On ne peut que recommander la lecture de ces pages, et des autres qui composent les deux recueils, pour qui veut préparer les épreuves de l’agrégation interne. Ils y trouveront une nourriture intellectuelle substantielle, faite de réflexions originales, de remarques éclairantes sur des œuvres devenues des classiques et une mine de références qu’ils pourront consulter. Rappelons que les nouvelles modalités du concours ont introduit une dissertation sur un sujet se rapportant à une notion du programme, l’histoire pour la session de 2004.

Mais, au-delà de cette recommandation circonstancielle, je me permets d’insister sur ma conviction, qu’on peut ne pas partager, que la méditation de ces fortes pages pourrait convaincre les professeurs de l’utilité philosophique d’une lecture, non pas historicisante, mais historique des concepts qu’ils ont à mettre en œuvre pour traiter les notions du programme. Elle devrait leur permettre d’éclairer le sens de ces concepts en suivant leur généalogie. Elle leur rendrait aussi un immense service en situant, afin de mieux les comprendre, dans leur contexte intellectuel les grands textes qui leur servent de référence (Idée d’une histoire universelle au point de vue cosmopolitique ; La Raison dans l’histoire, etc.). Ainsi, comme on peut l’apprendre en lisant le travail de Reinhart KOSELLEC, si maints passages très connus de Kant sur l’histoire perdent un peu de l’originalité qu’on leur prête spontanément, par ignorance du contexte, ils gagnent en revanche beaucoup en intelligibilité. Enfin, peut-être, que cette lecture les conduira à reconsidérer une conception traditionnelle et substantialiste de la philosophie. Je fais partie de ceux qui pensent que l’autonomie de la pensée philosophique, qu’il faut revendiquer, n’implique pas nécessairement une représentation de la philosophie, et de son histoire, comme une sphère close sur elle-même et autoréférentielle.

Annexe 1 : table des matières du recueil L’expérience de l’histoire.

  1. Le concept d’histoire
  2. Histoire sociale et histoire des concepts
  3. Structures fédérales de l’histoire allemande
  4. Les monuments aux morts, lieux de fondation de l’identité des survivants
  5. Histoire, droit et justice
  6. Théorie de l’histoire et herméneutique
  7. Mutation de l’expérience et changement de méthode. Esquisse historico-anthropologique.

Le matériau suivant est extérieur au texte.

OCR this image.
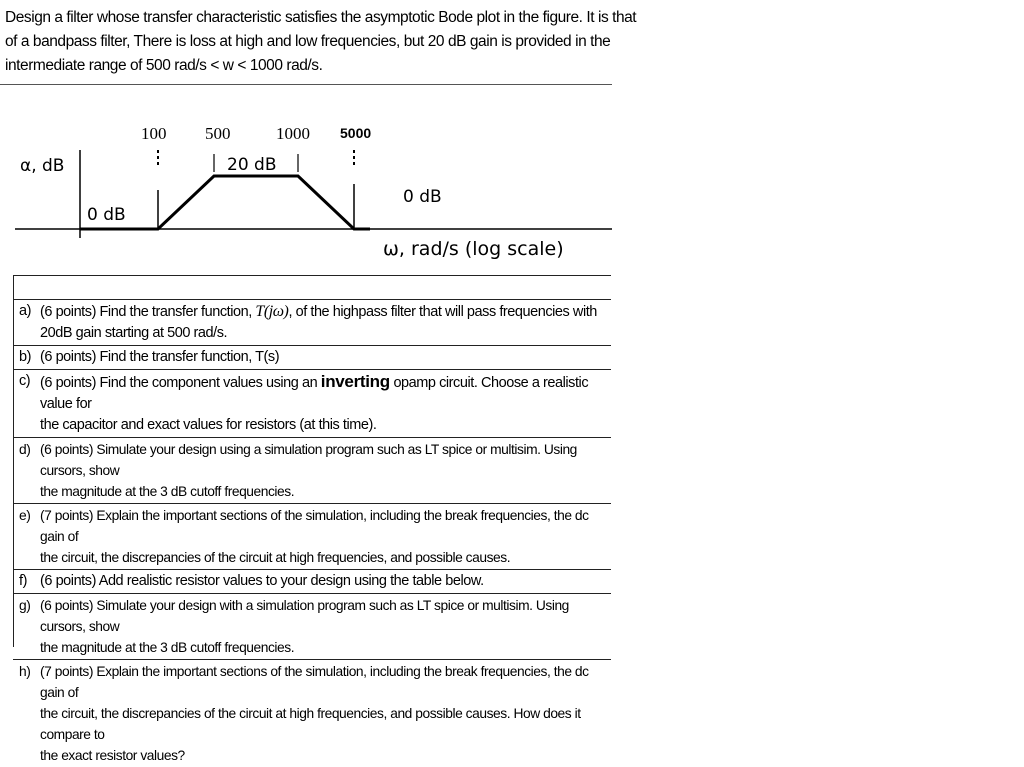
Design a filter whose transfer characteristic satisfies the asymptotic Bode plot in the figure. It is that
of a bandpass filter, There is loss at high and low frequencies, but 20 dB gain is provided in the
intermediate range of 500 rad/s < w < 1000 rad/s.
100 500	1000 5000
α, dB
ω, rad/s (log scale)
0 dB
20 dB
0 dB
a) (6 points) Find the transfer function, T(jω), of the highpass filter that will pass frequencies with
20dB gain starting at 500 rad/s.
b) (6 points) Find the transfer function, T(s)
c) (6 points) Find the component values using an inverting opamp circuit. Choose a realistic value for
the capacitor and exact values for resistors (at this time).
d) (6 points) Simulate your design using a simulation program such as LT spice or multisim. Using cursors, show
the magnitude at the 3 dB cutoff frequencies.
e) (7 points) Explain the important sections of the simulation, including the break frequencies, the dc gain of
the circuit, the discrepancies of the circuit at high frequencies, and possible causes.
f) (6 points) Add realistic resistor values to your design using the table below.
g) (6 points) Simulate your design with a simulation program such as LT spice or multisim. Using cursors, show
the magnitude at the 3 dB cutoff frequencies.
h) (7 points) Explain the important sections of the simulation, including the break frequencies, the dc gain of
the circuit, the discrepancies of the circuit at high frequencies, and possible causes. How does it compare to
the exact resistor values?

N.B. : l’article 6 est une reprise de l’allocution prononcée à l’occasion du 85ème anniversaire de Hans-Georg GADAMER , le 12 février 1985.

Annexe 2 : petite bibliographie des ouvrages de R. KOSELLEC disponibles en langue française.

Le Règne de la Critique ; Paris, Minuit, 1979.

Le Futur passé. Contribution à la sémantique des temps historiques ; Paris, éditions de l’HESS, 1990.